Notorious Bush Administration Neo-Con Remains Engaged With Central Asia, Caucasus
Donald Rumsfeld, a former U.S. secretary of defense, has started a foundation that includes as one of its main areas of focus Central Asia and the Caucasus.
Thus far, the foundation's work on Central Asia has been modest: he has started a fellowship program for young scholars from the region, administered by the Central Asia Caucasus Institute at the Johns Hopkins School for Advanced International Studies in Washington, DC. CACI's head, S. Frederick Starr, is a personal friend of Rumsfeld's.
Rumsfeld himself has provided most of the money for his foundation. (Before joining the Bush administration in 2000, Rumsfeld had a successful business career as an executive in the pharmaceutical and communications industries). The foundation has received a small amount of outside funding, "from friends," said Keith Urbahn, a spokesman for the foundation. Mandatory tax documents outlining its donations and finances have not yet made public, and Urbahn declined to name any specific donors.
The first five scholars are now studying in Washington and spoke at an event at CACI on November 5, titled Central Asia and Caucasus after the August War.
In an interview last year with the Washington Post, Rumsfeld explained that many of the peoples emerging from communist governments had ethnic communities in the US supporting and advocating for them. But those from the Caucasus and Central Asia don't have that advantage, and a goal of his foundation is to help ameliorate that.

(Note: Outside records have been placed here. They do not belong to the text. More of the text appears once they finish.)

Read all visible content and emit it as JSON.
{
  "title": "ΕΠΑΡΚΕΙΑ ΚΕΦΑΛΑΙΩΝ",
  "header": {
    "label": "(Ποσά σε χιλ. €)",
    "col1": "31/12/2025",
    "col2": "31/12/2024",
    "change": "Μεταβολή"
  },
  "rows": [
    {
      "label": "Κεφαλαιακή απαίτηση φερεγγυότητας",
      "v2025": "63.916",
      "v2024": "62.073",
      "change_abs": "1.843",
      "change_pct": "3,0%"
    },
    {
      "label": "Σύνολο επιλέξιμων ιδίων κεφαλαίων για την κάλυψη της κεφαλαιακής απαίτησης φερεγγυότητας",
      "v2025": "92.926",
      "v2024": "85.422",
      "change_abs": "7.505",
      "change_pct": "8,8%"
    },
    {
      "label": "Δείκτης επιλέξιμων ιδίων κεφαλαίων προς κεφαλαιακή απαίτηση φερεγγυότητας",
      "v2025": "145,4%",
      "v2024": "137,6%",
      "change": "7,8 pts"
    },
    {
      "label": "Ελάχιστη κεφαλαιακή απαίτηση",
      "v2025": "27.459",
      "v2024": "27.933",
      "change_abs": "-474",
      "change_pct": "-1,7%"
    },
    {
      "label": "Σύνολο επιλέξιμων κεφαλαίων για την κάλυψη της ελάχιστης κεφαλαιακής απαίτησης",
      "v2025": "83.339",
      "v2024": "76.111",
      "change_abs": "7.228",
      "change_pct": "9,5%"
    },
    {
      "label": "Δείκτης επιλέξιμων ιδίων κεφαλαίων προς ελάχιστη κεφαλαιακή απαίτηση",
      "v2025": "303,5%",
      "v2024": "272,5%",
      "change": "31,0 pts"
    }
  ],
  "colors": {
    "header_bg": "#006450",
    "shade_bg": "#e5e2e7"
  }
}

"We don't have, in Chicago or Detroit or Pittsburgh, Uzbeks or Tajiks or Kazakhs," Rumsfeld said. "I think that we need to have people who understand what's going on in Central Asia ... and the difficulty of that transition."
"He made it a priority to visit that part of the world because he thought it was important. His interest there predated 9/11, he wanted to create linkages with countries in Central Asia and the Caucasus that really haven't existed over the last several decades," Urbahn said.
CACI head Starr said that Rumsfeld was the only senior Bush administration official who paid more than token attention to Central Asia and the Caucasus. While, as a whole, "at higher levels, we've neglected [the region], plain and simple," Rumsfeld was an exception, making many trips to the region and building strong relationships with its leaders, Starr said. "Secretary Rumsfeld was, at the secretarial level, by far the most active in the last 18 years of any senior administration official," he said.
"This is a program that arises from his experience in the region and his sense of its importance as an emerging area of the world and also the sense that there were very talented young people emerging that should be given every possible exposure to the world and vice versa," Starr said.
The other main focus of the foundation will be micro-finance, and in that regard the foundation is taking the same strategy of merely providing funding to established micro-finance programs. But Urbahn said the foundation's micro-finance work has included programs in Eurasia, specifically in Tajikistan, Georgia and Afghanistan.
Despite Rumsfeld's status as one of the Bush administration's most notorious neo-conservatives, Urbahn said the foundation's work would be "totally non-political and non-partisan" and would continue to cooperate closely with CACI.
If the presentations at CACI were any indication, the scholars are not vetted for their neo-conservative credentials. One speaker, from Kyrgyzstan, criticized Georgia, Ukraine and the Baltic states for repudiating their common Soviet history. Another, from Azerbaijan, suggested that his country, wavering between the United States and Russia, would choose an alliance based only on whichever country helped it regain Nagorno-Karabakh.
Joshua Kucera is a Washington, DC,-based freelance writer who specializes in security issues in Central Asia, the Caucasus and the Middle East.